Seeing how jokes and emails that were not meant to be funny were misunderstood, Scott Fahlman wrote in his email: “I propose the following character sequence for joke markers: 🙂 Read it sideways.”
The emoticons were born on the 19th of September 1982, when Professor Scott Fahlman of Carnegie Mellon University in Pittsburgh sent an email with a sideways smiley face
Amazed at how his creation took off, Scott Fahlman admitted that there was a certain playfulness in his suggestion.
“This was a little bit of silliness that I tossed into a discussion about physics,’ said the professor who still works at Carnegie Mellon.
“It was ten minutes of my life. I expected my note might amuse a few of my friends, and that would be the end of it.”
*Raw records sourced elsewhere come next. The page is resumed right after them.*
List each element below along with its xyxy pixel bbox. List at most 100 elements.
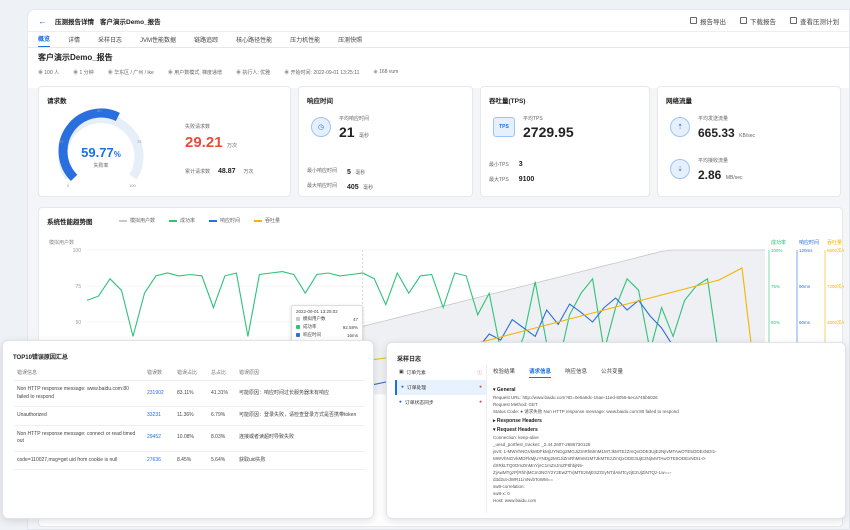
avg-rt-unit: 毫秒	[359, 133, 370, 139]
error-reason: 可能原因：响应时间过长服务器未有响应	[235, 380, 365, 407]
download-report-button[interactable]: 下载报告	[740, 16, 776, 26]
failed-requests-unit: 万次	[227, 143, 238, 149]
min-tps: 最小TPS 3	[489, 161, 523, 168]
tab-detail[interactable]: 详情	[68, 35, 80, 47]
table-row: Unauthorized 33231 11.36% 6.79% 可能原因：登录失…	[13, 406, 365, 426]
sampler-item[interactable]: ▣ 订单元素 ⓘ	[395, 365, 486, 380]
report-meta: 100 人 1 分钟 华东区 / 广州 / ike 用户数模式, 梯度递增 执行…	[38, 69, 839, 76]
left-tick-label: 100	[73, 248, 82, 254]
tab-check-result[interactable]: 校验结果	[493, 367, 515, 378]
tab-bar: 概览 详情 采样日志 JVM性能数据 链路追踪 核心路径性能 压力机性能 压测快…	[28, 32, 849, 48]
avg-rt-label: 平均响应时间	[339, 116, 370, 122]
avg-recv-label: 平均接收流量	[698, 158, 729, 164]
tab-sample-log[interactable]: 采样日志	[98, 35, 122, 47]
error-count-link[interactable]: 27636	[143, 451, 173, 470]
avg-send-label: 平均发送流量	[698, 116, 729, 122]
success-axis-label: 成功率	[771, 239, 786, 246]
export-report-button[interactable]: 报告导出	[690, 16, 726, 26]
errors-table: 错误信息 错误数 错误占比 总占比 错误原因 Non HTTP response…	[13, 365, 365, 470]
error-icon: ⓘ	[477, 371, 482, 376]
error-count-link[interactable]: 33231	[143, 406, 173, 426]
meta-duration: 1 分钟	[73, 69, 94, 76]
avg-response-time: 平均响应时间 21 毫秒	[339, 115, 369, 142]
tab-request-info[interactable]: 请求信息	[529, 367, 552, 378]
sampler-item[interactable]: ● 订单处理 ●	[395, 380, 486, 395]
network-card: 网络流量 ⇡ 平均发送流量 665.33 KB/sec ⇣ 平均接收流量 2.8…	[657, 86, 841, 197]
right-tick-label: 50%	[771, 320, 780, 325]
total-requests-value: 48.87	[218, 168, 236, 175]
header-line: dXRkLTQ0OmZmMnYjnC1mZnJmZF8hbjN5-	[493, 463, 584, 469]
min-tps-label: 最小TPS	[489, 162, 509, 168]
meta-users: 100 人	[38, 69, 59, 76]
error-count-link[interactable]: 231902	[143, 380, 173, 407]
total-requests: 累计请求数 48.87 万次	[185, 168, 254, 175]
sampler-tree: ▣ 订单元素 ⓘ ● 订单处理 ● ● 订单状态同步 ●	[395, 365, 487, 513]
page-title: 压测报告详情	[55, 18, 94, 26]
meta-region: 华东区 / 广州 / ike	[108, 69, 154, 76]
tooltip-swatch	[296, 325, 300, 329]
header-line: sw8-correlation:	[493, 483, 525, 489]
table-row: Non HTTP response message: connect or re…	[13, 425, 365, 452]
response-headers-heading[interactable]: ▸ Response Headers	[493, 418, 838, 426]
error-total: 41.31%	[207, 380, 235, 407]
header-line: Connection: keep-alive	[493, 435, 539, 441]
gauge-tick-100: 100	[129, 183, 136, 188]
request-info-body: ▾ General Request URL: http://www.baidu.…	[493, 385, 838, 505]
failed-requests-value: 29.21	[185, 134, 223, 151]
avg-tps: 平均TPS 2729.95	[523, 115, 574, 140]
sampler-log-panel: 采样日志 ▣ 订单元素 ⓘ ● 订单处理 ● ● 订单状态同步 ● 校验结果 请求信息 响应…	[386, 342, 846, 519]
error-total: 6.79%	[207, 406, 235, 426]
tab-load-machine[interactable]: 压力机性能	[290, 35, 320, 47]
error-ratio: 10.08%	[173, 425, 207, 452]
header-line: MWVhNGVkMDFkMjUYNDg2MGJiZmRhMmM1MTJkMTEz…	[493, 456, 707, 462]
max-response-time: 最大响应时间 405 毫秒	[307, 176, 373, 194]
tab-snapshot[interactable]: 压测快照	[338, 35, 362, 47]
upload-icon: ⇡	[670, 117, 690, 137]
avg-send: 平均发送流量 665.33 KB/sec	[698, 115, 755, 142]
right-tick-label: 60ms	[799, 320, 811, 325]
tab-jvm[interactable]: JVM性能数据	[140, 35, 176, 47]
tab-response-info[interactable]: 响应信息	[565, 367, 587, 378]
report-header: 客户演示Demo_报告 100 人 1 分钟 华东区 / 广州 / ike 用户…	[28, 48, 849, 88]
col-ratio: 错误占比	[173, 365, 207, 381]
meta-vum: 168 vum	[373, 69, 398, 76]
header-line: Host: www.baidu.com	[493, 497, 537, 503]
download-icon	[740, 17, 747, 24]
tab-overview[interactable]: 概览	[38, 34, 51, 47]
avg-recv-unit: MB/sec	[725, 175, 743, 181]
max-rt-unit: 毫秒	[363, 185, 374, 191]
min-tps-value: 3	[518, 161, 523, 168]
header-line: sw8-x: 0	[493, 490, 510, 496]
arrow-left-icon[interactable]: ←	[38, 16, 47, 26]
status-code: Status Code: ● 请求失败 Non HTTP response me…	[493, 408, 679, 414]
general-heading[interactable]: ▾ General	[493, 387, 838, 395]
header-actions: 报告导出 下载报告 查看压测计划	[690, 16, 839, 26]
view-plan-button[interactable]: 查看压测计划	[790, 16, 839, 26]
request-headers-heading[interactable]: ▾ Request Headers	[493, 427, 838, 435]
error-ratio: 8.45%	[173, 451, 207, 470]
request-method: Request Method: GET	[493, 401, 538, 407]
panel-title: TOP10错误原因汇总	[13, 355, 68, 361]
right-tick-label: 120ms	[799, 248, 813, 253]
tab-core-path[interactable]: 核心路径性能	[236, 35, 272, 47]
error-count-link[interactable]: 29452	[143, 425, 173, 452]
gauge-tick-0: 0	[67, 183, 70, 188]
left-axis-label: 模拟用户数	[49, 239, 74, 246]
header-line: d3d2ut-dWR1LmNvbToWM==	[493, 476, 554, 482]
col-count: 错误数	[143, 365, 173, 381]
tab-public-vars[interactable]: 公共变量	[601, 367, 623, 378]
error-reason: 连接或者读超时导致失败	[235, 425, 365, 452]
min-rt-label: 最小响应时间	[307, 167, 338, 174]
tps-icon: TPS	[493, 117, 515, 137]
col-reason: 错误原因	[235, 365, 365, 381]
dot-icon: ●	[401, 385, 404, 390]
report-title: 客户演示Demo_报告	[38, 53, 113, 62]
clock-icon: ◷	[311, 117, 331, 137]
failed-requests: 失败请求数 29.21 万次	[185, 123, 237, 152]
tab-trace[interactable]: 链路追踪	[194, 35, 218, 47]
avg-tps-label: 平均TPS	[523, 116, 543, 122]
meta-executor: 执行人: 优雅	[236, 69, 270, 76]
error-dot-icon: ●	[479, 400, 482, 405]
sampler-item[interactable]: ● 订单状态同步 ●	[395, 395, 486, 410]
right-tick-label: 7200次/s	[827, 283, 844, 290]
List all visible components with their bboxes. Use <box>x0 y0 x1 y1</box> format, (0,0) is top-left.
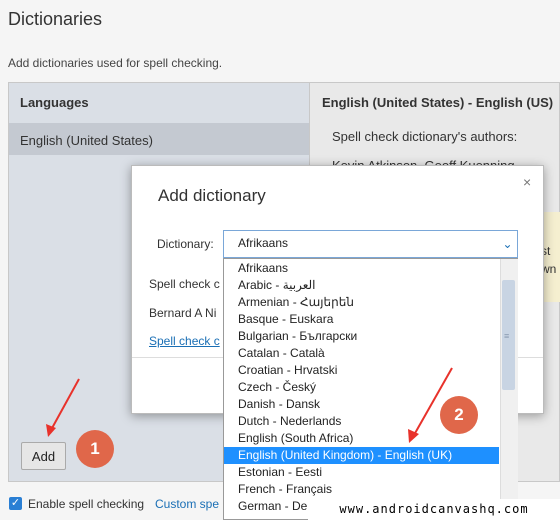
step-badge-1: 1 <box>76 430 114 468</box>
arrow-1-head <box>46 424 56 437</box>
step-badge-2: 2 <box>440 396 478 434</box>
arrow-1-shaft <box>50 378 80 431</box>
watermark: www.androidcanvashq.com <box>308 499 560 520</box>
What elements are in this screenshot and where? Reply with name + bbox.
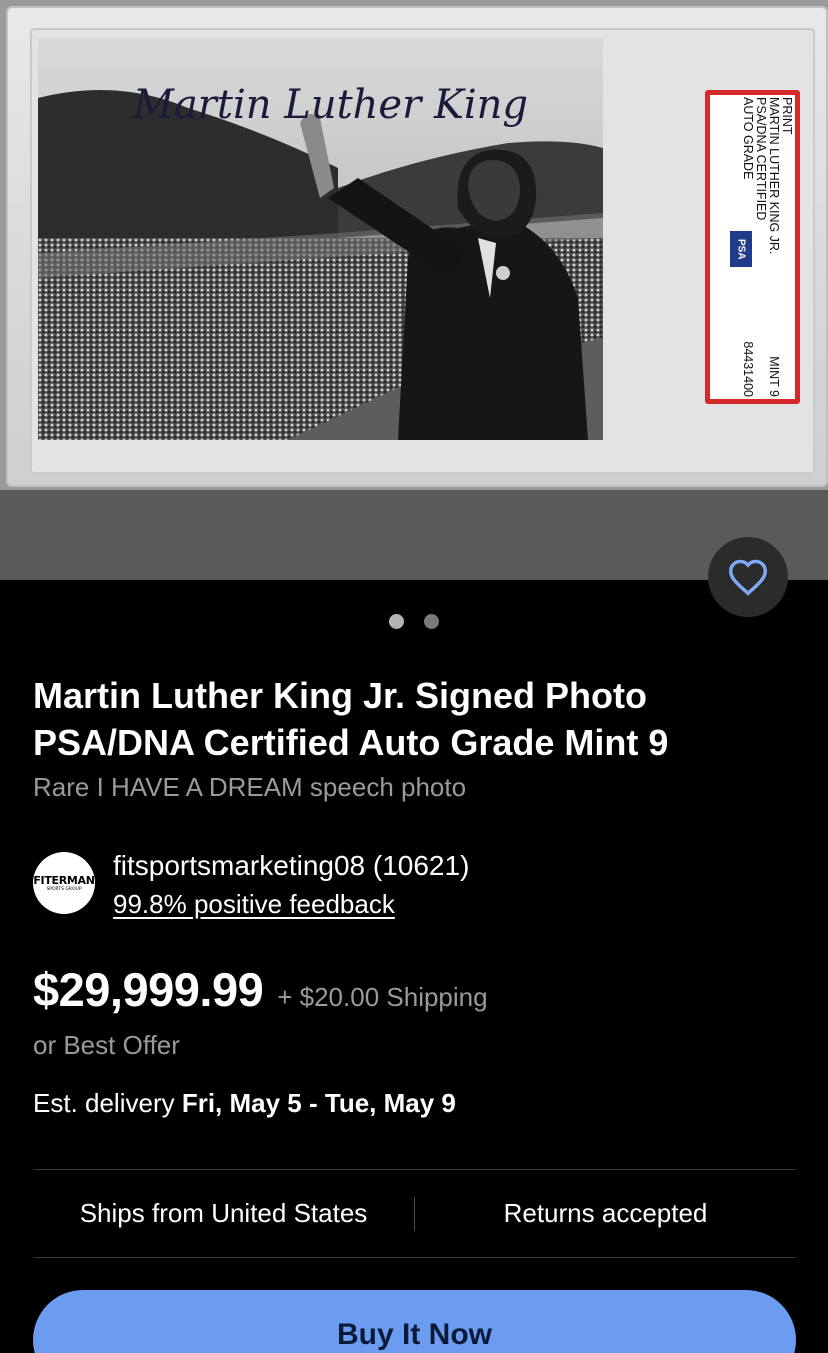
seller-feedback-link[interactable]: 99.8% positive feedback [113,884,469,924]
divider-bottom [33,1257,796,1258]
label-line1: PRINT [779,97,794,135]
label-grade: MINT 9 [766,356,781,397]
product-image-gallery[interactable]: Martin Luther King PRINT MARTIN LUTHER K… [0,0,828,580]
pager-dot-active[interactable] [389,614,404,629]
seller-name[interactable]: fitsportsmarketing08 (10621) [113,848,469,884]
psa-label-text: PRINT MARTIN LUTHER KING JR. MINT 9 PSA/… [713,97,794,397]
heart-outline-icon [728,559,768,596]
seller-avatar[interactable]: FITERMAN SPORTS GROUP [33,852,95,914]
shipping-returns-row: Ships from United States Returns accepte… [33,1170,796,1257]
pager-dot[interactable] [424,614,439,629]
label-cert-number: 84431400 [740,341,755,397]
buy-it-now-button[interactable]: Buy It Now [33,1290,796,1353]
estimated-delivery: Est. delivery Fri, May 5 - Tue, May 9 [33,1088,456,1119]
delivery-label: Est. delivery [33,1088,182,1118]
returns-policy: Returns accepted [503,1198,708,1228]
price: $29,999.99 [33,963,264,1016]
label-line2-left: MARTIN LUTHER KING JR. [766,97,781,255]
psa-logo-icon: PSA [730,231,752,267]
seller-logo-subtext: SPORTS GROUP [46,887,82,892]
label-line4-left: AUTO GRADE [740,97,755,180]
gallery-pager[interactable] [0,614,828,629]
watchlist-heart-button[interactable] [708,537,788,617]
shipping-cost: + $20.00 Shipping [277,982,488,1012]
signature-mark: Martin Luther King [132,82,528,128]
listing-subtitle: Rare I HAVE A DREAM speech photo [33,772,467,802]
listing-title: Martin Luther King Jr. Signed Photo PSA/… [33,675,669,763]
ships-from: Ships from United States [79,1198,368,1228]
psa-label: PRINT MARTIN LUTHER KING JR. MINT 9 PSA/… [705,90,800,404]
price-row: $29,999.99 + $20.00 Shipping [33,962,488,1017]
label-line3: PSA/DNA CERTIFIED [753,97,768,221]
seller-logo-text: FITERMAN [33,874,95,887]
product-photo: Martin Luther King [38,38,603,440]
delivery-dates: Fri, May 5 - Tue, May 9 [181,1088,456,1118]
best-offer-text: or Best Offer [33,1030,180,1060]
seller-info[interactable]: FITERMAN SPORTS GROUP fitsportsmarketing… [33,848,469,924]
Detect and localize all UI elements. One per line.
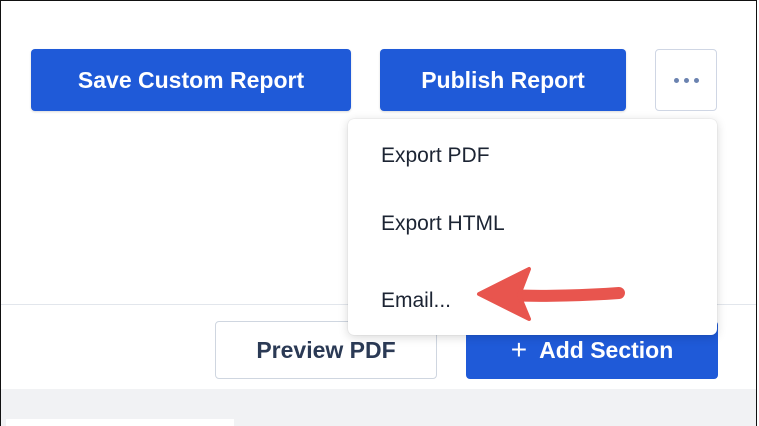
menu-item-export-pdf[interactable]: Export PDF [348, 126, 717, 186]
menu-item-export-html[interactable]: Export HTML [348, 194, 717, 254]
more-options-button[interactable] [655, 49, 717, 111]
publish-report-button[interactable]: Publish Report [380, 49, 626, 111]
plus-icon: + [510, 334, 528, 365]
annotation-arrow-icon [477, 267, 625, 321]
save-custom-report-button[interactable]: Save Custom Report [31, 49, 351, 111]
app-frame: Save Custom Report Publish Report Previe… [0, 0, 757, 426]
content-tab [6, 419, 234, 426]
more-horizontal-icon [673, 77, 699, 83]
add-section-label: Add Section [539, 336, 674, 363]
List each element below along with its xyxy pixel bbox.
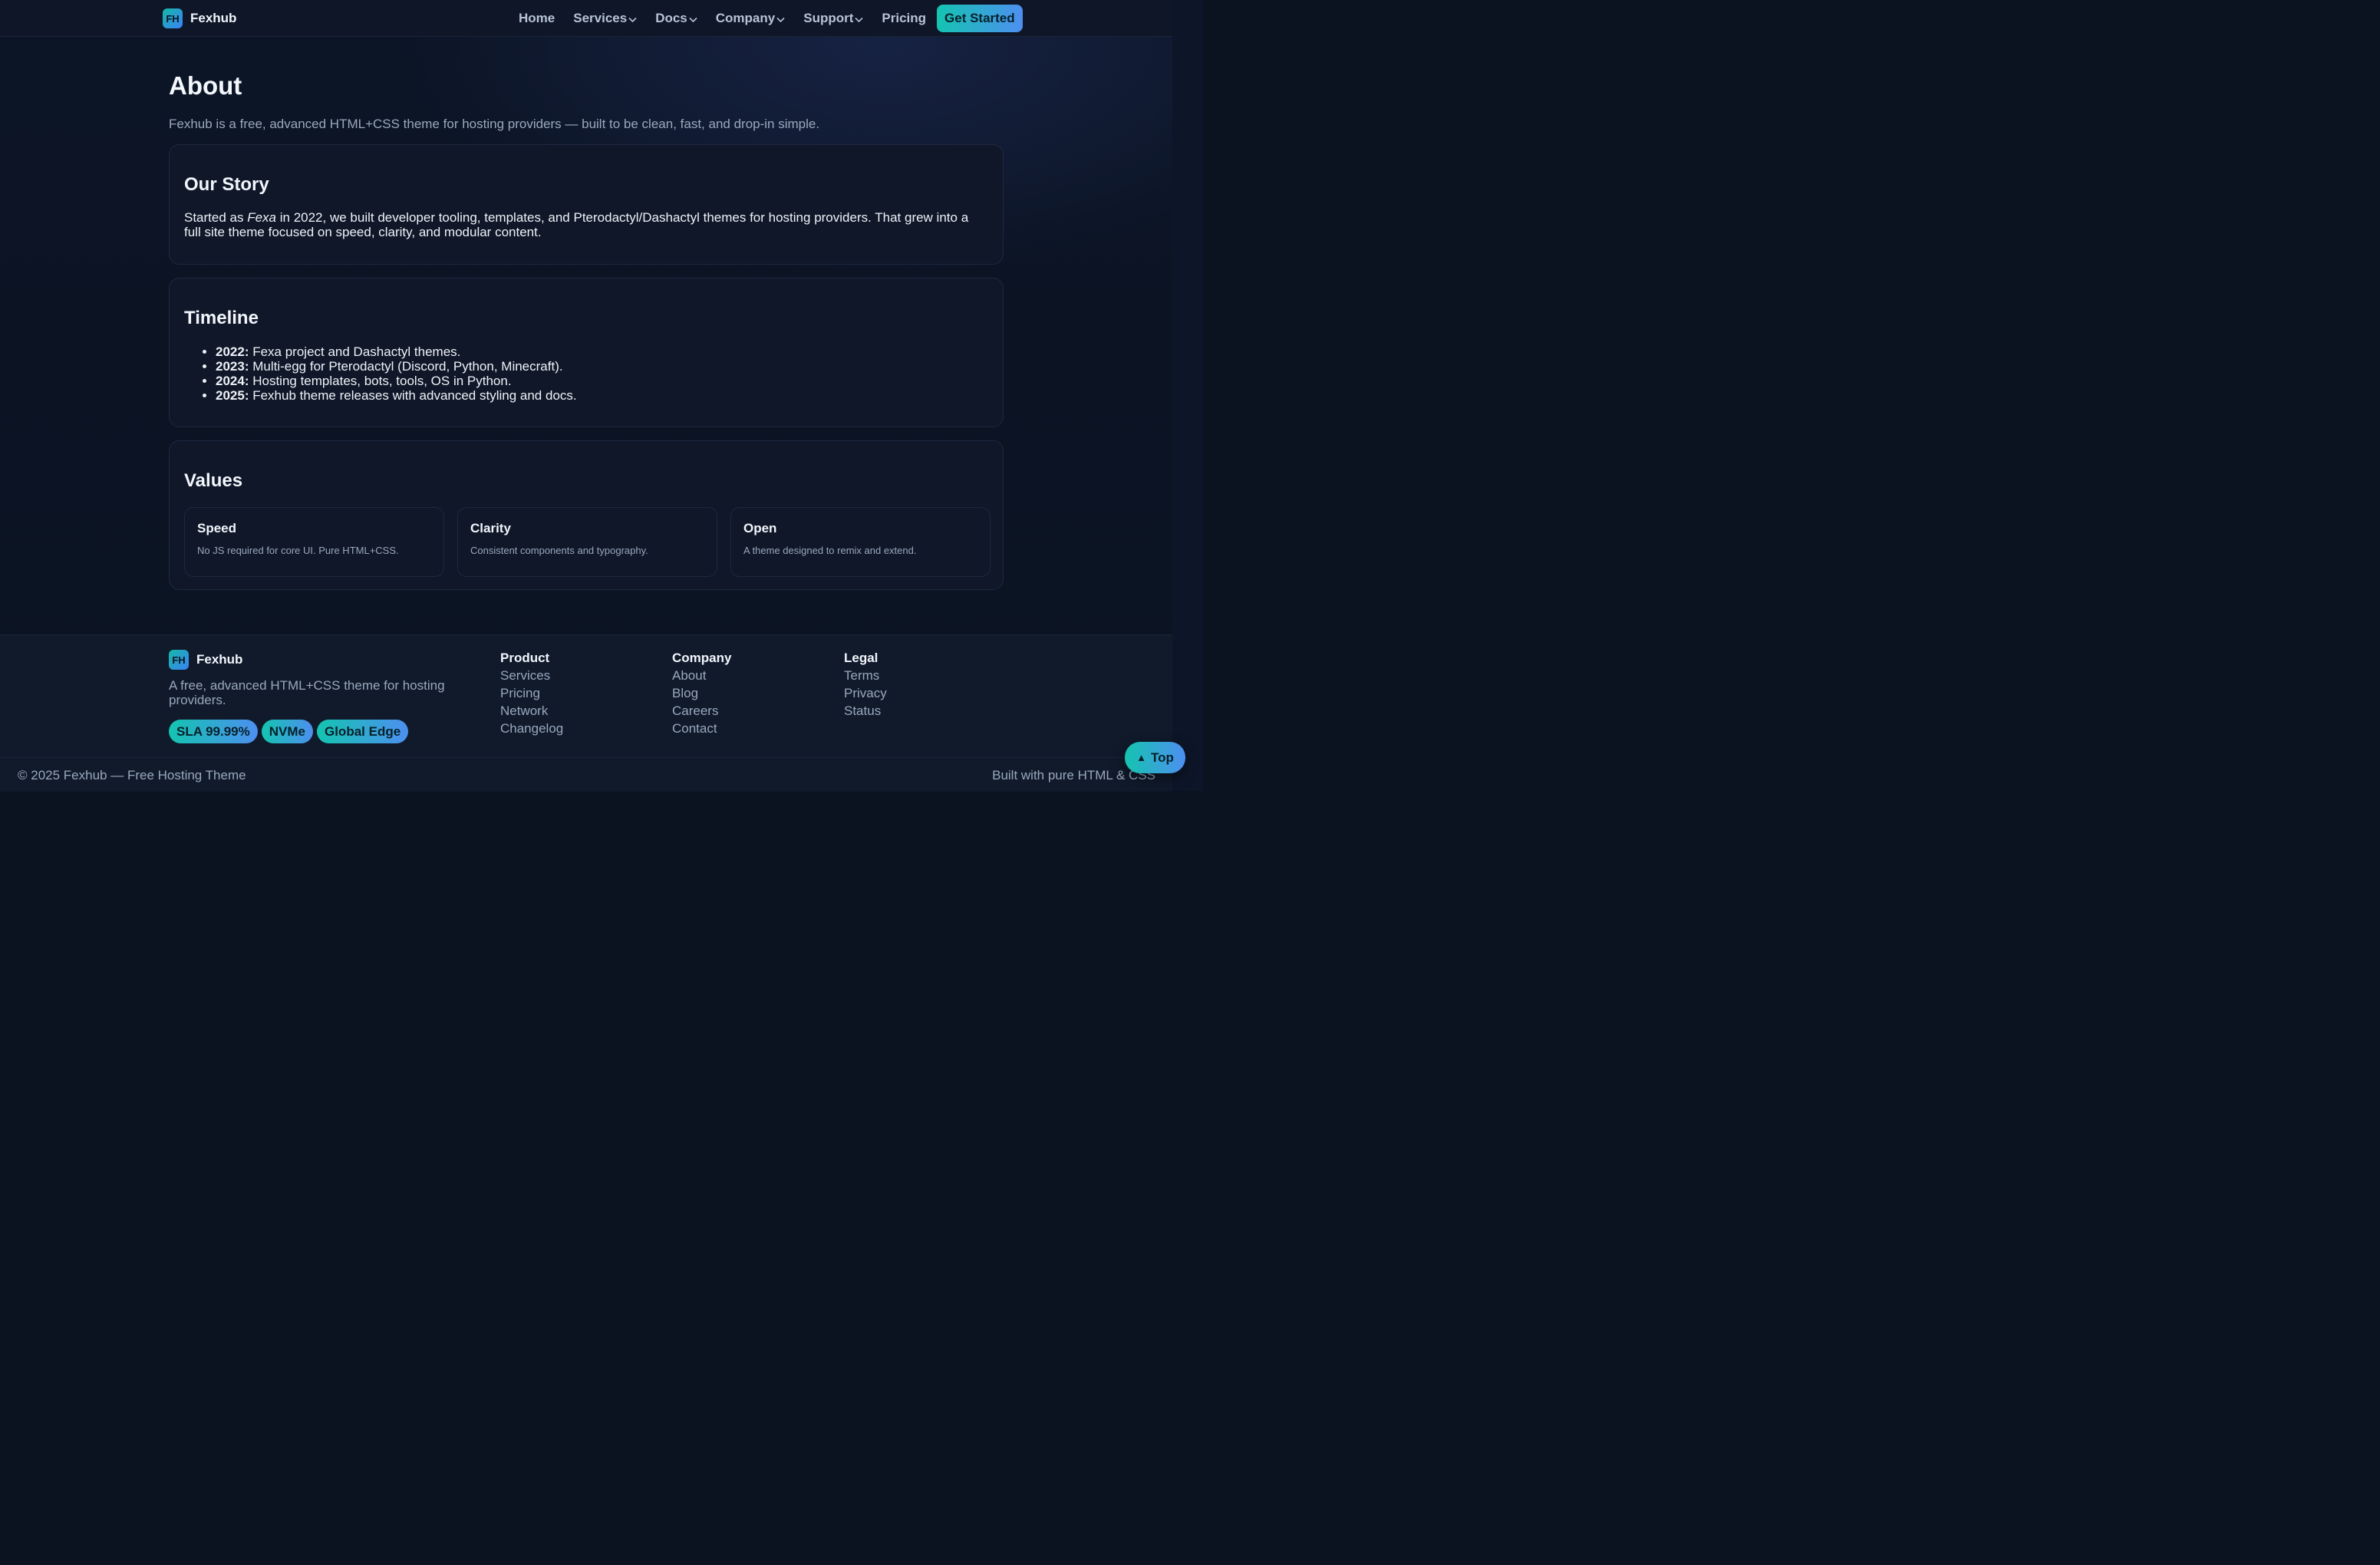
copyright-text: © 2025 Fexhub — Free Hosting Theme xyxy=(18,768,246,782)
footer-link-blog[interactable]: Blog xyxy=(672,686,731,701)
story-card: Our Story Started as Fexa in 2022, we bu… xyxy=(169,144,1004,265)
badge-sla: SLA 99.99% xyxy=(169,720,258,743)
main-nav: Home Services Docs Company Support Prici… xyxy=(519,5,1023,32)
badge-global-edge: Global Edge xyxy=(316,720,409,743)
nav-item-services[interactable]: Services xyxy=(573,11,637,26)
timeline-card: Timeline 2022: Fexa project and Dashacty… xyxy=(169,278,1004,427)
values-grid: Speed No JS required for core UI. Pure H… xyxy=(184,507,991,577)
page-intro: Fexhub is a free, advanced HTML+CSS them… xyxy=(169,117,820,131)
nav-item-support[interactable]: Support xyxy=(803,11,863,26)
page-title: About xyxy=(169,71,242,100)
chevron-down-icon xyxy=(628,17,637,23)
site-header: FH Fexhub Home Services Docs Company Sup… xyxy=(0,0,1172,37)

However, the note spread across the fledgling computer networks of the early 1980s and within months the usage of smiley faces had become global.
Today, emoticons are everywhere, with variations as little yellow computer graphics with faces that visibly express emotions by actually smiling, frowning or laughing.
Prof. Scott Fahlman does not like them.
“I think they are ugly, and they ruin the challenge of trying to come up with a clever way to express emotions using standard keyboard characters,” said Scott Fahlman to The Independent.
“But perhaps that’s just because I invented the other kind.”
The professor unfortunately could not retrieve the original email from the university records and has faced claims that he was not the first to invent them.
So in 2002, an engineer from Microsoft went back through the back-up tapes and uncovered the original email.
However, some people have uncovered an edition of the New York Times from 1862 which has a transcript of a speech by Abraham Lincoln which contained a ;-), which sent conspiracy theorists into overdrive debating whether it was a typo or not.